What are the plastic bags used by the seed companies for smaller orders (not the larger woven bags, but the clear platsic that is very soft yet durable)? They're not Ziplock bags, and they're also a superior material. Searching online, all I'm getting is all this stuff about alternatives to ziplock bags, how harmful plastic bags are for the environment, etc. You used to be able to search this type of thing out on google, but now the search results are littered with people's questions, things to buy that have nothing to do with it, etc.

Are these Polyethylene? Polypropylene? Some other plastic? The seed keeps really well in them...a few extra years in many cases. I want to find some of these bags.

Thanks.


----------



## FailedLawn (5 mo ago)

Not sure what you're talking about since all my seed has come in the woven bags.

Uline sells the woven plastic/sand bag type bags as well as many others.

Plastic sheeting/bag thickness is measured in "mils". The higher the number, the thicker the film.

Personally, I would use a ziplock type bag or Tupperware like container that offers a seal/gasket.
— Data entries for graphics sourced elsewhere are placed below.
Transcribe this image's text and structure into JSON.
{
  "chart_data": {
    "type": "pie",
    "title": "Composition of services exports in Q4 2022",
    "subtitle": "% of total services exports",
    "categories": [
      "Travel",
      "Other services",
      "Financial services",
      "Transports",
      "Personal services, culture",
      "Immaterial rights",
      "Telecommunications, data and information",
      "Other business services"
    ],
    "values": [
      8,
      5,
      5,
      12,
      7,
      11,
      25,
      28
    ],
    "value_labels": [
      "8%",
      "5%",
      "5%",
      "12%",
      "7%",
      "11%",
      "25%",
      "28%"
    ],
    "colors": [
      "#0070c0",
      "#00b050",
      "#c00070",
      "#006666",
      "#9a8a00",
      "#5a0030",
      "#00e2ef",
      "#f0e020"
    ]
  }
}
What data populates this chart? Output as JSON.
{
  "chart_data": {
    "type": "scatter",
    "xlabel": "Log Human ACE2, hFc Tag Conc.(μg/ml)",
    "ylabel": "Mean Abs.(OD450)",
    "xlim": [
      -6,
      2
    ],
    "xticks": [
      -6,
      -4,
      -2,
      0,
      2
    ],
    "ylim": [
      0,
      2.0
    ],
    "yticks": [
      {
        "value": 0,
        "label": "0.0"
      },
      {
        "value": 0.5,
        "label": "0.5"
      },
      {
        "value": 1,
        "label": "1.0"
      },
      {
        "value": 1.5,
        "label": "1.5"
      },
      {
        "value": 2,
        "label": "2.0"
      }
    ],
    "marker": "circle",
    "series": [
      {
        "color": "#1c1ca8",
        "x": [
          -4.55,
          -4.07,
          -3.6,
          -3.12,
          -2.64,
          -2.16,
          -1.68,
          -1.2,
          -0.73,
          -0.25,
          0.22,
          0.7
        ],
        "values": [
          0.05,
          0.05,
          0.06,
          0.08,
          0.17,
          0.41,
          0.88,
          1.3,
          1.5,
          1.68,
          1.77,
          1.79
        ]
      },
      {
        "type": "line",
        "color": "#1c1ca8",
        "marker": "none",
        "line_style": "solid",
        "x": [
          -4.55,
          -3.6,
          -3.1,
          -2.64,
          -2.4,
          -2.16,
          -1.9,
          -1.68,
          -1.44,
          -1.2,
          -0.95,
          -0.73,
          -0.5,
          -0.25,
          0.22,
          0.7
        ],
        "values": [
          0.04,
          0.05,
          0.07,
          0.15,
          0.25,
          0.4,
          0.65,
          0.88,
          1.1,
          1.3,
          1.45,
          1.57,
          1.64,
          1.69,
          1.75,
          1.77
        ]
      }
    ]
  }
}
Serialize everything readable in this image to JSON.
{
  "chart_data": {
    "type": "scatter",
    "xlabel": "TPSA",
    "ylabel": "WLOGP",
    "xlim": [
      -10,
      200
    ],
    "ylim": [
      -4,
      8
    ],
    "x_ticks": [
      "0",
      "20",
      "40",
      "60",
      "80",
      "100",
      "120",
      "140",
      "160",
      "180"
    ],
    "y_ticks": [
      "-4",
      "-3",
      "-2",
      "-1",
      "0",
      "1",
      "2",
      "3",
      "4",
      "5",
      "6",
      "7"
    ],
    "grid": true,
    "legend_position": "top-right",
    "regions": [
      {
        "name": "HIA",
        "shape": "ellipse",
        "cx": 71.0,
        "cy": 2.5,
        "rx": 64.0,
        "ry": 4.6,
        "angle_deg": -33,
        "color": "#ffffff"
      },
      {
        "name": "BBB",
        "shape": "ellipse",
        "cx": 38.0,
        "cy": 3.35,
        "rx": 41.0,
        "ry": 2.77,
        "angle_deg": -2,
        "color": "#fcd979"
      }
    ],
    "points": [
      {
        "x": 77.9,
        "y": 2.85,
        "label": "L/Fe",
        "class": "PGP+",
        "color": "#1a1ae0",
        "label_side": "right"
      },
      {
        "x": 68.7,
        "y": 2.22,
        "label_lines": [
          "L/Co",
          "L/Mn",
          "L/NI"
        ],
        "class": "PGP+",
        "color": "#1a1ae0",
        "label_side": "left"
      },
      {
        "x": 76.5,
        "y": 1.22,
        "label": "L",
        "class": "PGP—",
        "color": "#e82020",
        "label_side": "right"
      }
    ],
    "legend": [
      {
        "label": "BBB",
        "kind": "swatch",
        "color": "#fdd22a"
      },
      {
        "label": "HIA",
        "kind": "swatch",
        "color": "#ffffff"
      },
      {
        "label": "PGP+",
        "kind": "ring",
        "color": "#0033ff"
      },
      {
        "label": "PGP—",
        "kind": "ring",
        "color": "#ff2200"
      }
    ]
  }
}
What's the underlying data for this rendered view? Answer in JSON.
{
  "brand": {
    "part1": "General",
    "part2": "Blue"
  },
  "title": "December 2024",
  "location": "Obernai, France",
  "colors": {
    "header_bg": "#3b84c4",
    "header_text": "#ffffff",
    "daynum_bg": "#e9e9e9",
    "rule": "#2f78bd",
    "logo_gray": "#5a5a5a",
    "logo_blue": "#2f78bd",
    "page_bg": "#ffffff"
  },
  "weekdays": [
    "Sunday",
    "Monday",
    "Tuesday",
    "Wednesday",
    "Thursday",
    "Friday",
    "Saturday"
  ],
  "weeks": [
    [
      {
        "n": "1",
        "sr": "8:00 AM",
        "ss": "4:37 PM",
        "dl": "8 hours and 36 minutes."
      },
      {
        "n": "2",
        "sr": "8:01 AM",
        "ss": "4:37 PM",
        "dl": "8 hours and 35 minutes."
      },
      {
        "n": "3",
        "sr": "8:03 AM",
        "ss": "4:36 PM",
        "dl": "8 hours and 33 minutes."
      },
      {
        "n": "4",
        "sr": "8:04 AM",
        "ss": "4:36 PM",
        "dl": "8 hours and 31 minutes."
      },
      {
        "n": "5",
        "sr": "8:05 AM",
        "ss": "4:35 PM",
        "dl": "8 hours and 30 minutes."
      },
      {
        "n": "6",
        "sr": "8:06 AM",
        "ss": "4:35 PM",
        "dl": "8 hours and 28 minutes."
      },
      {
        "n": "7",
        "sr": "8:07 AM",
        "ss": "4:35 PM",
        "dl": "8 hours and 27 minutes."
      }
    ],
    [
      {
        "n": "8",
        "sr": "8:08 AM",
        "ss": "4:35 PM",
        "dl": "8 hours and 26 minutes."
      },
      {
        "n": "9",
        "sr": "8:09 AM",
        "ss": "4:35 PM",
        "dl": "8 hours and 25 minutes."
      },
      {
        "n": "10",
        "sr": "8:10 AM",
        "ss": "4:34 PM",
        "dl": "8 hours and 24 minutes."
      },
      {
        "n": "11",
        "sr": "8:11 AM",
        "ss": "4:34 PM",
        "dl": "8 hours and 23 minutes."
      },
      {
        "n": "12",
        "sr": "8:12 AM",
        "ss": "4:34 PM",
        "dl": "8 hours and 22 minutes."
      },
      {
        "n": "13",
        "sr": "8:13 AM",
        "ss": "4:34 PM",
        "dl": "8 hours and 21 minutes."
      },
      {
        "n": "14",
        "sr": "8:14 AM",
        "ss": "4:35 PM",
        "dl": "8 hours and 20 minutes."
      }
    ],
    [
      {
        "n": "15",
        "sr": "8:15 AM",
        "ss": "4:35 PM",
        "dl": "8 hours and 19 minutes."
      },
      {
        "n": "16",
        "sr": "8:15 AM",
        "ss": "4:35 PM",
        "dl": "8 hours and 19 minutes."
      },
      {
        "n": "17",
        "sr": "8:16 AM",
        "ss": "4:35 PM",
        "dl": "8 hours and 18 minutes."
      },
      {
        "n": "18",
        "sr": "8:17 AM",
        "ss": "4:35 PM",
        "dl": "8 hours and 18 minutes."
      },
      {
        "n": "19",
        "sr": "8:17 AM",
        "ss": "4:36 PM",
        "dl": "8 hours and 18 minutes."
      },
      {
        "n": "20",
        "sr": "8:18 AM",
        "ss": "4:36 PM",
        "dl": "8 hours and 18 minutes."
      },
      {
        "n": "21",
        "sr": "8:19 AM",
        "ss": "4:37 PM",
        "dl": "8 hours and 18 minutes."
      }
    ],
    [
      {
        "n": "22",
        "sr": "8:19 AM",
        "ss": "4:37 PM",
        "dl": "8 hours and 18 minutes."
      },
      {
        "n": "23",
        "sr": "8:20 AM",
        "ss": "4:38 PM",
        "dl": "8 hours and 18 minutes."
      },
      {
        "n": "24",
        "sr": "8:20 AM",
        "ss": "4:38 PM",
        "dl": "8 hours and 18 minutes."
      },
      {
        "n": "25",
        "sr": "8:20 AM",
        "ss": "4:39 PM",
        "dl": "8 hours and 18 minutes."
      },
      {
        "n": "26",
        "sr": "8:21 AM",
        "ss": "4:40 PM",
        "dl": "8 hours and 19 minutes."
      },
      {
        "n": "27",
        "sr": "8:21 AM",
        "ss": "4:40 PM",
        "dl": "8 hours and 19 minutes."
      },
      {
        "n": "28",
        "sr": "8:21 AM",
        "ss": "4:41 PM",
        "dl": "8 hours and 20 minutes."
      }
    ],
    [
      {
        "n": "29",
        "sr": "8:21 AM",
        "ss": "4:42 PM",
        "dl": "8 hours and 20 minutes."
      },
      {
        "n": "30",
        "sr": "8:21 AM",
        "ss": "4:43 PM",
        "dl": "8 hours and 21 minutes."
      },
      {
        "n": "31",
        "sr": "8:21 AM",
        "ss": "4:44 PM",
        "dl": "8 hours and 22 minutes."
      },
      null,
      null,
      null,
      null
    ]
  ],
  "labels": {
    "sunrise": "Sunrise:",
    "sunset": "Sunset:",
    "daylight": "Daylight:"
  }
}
Simple and readily available.


----------



## Green (Dec 24, 2017)

FailedLawn said:


> Not sure what you're talking about since all my seed has come in the woven bags.
> 
> Uline sells the woven plastic/sand bag type bags as well as many others.
> 
> ...


It's a stronger, clearer plastic, and is more flexible than ziplock (which I've read is usually polyethylene). There are no visible seams either. Its advantage is that it can be folded down and taped shut easily as you use the seed.

Maybe polypropylene???

I have 2018 KBG seed in these that still has very good germination.

Looking at ULine is a good idea.


----------



## Green (Dec 24, 2017)

Maybe heat sealing bags are what I want...since they come heat sealed from the seed companies. But I'm not sure if there's a specific type.


----------



## SPman (5 mo ago)

Maybe Mylar?


----------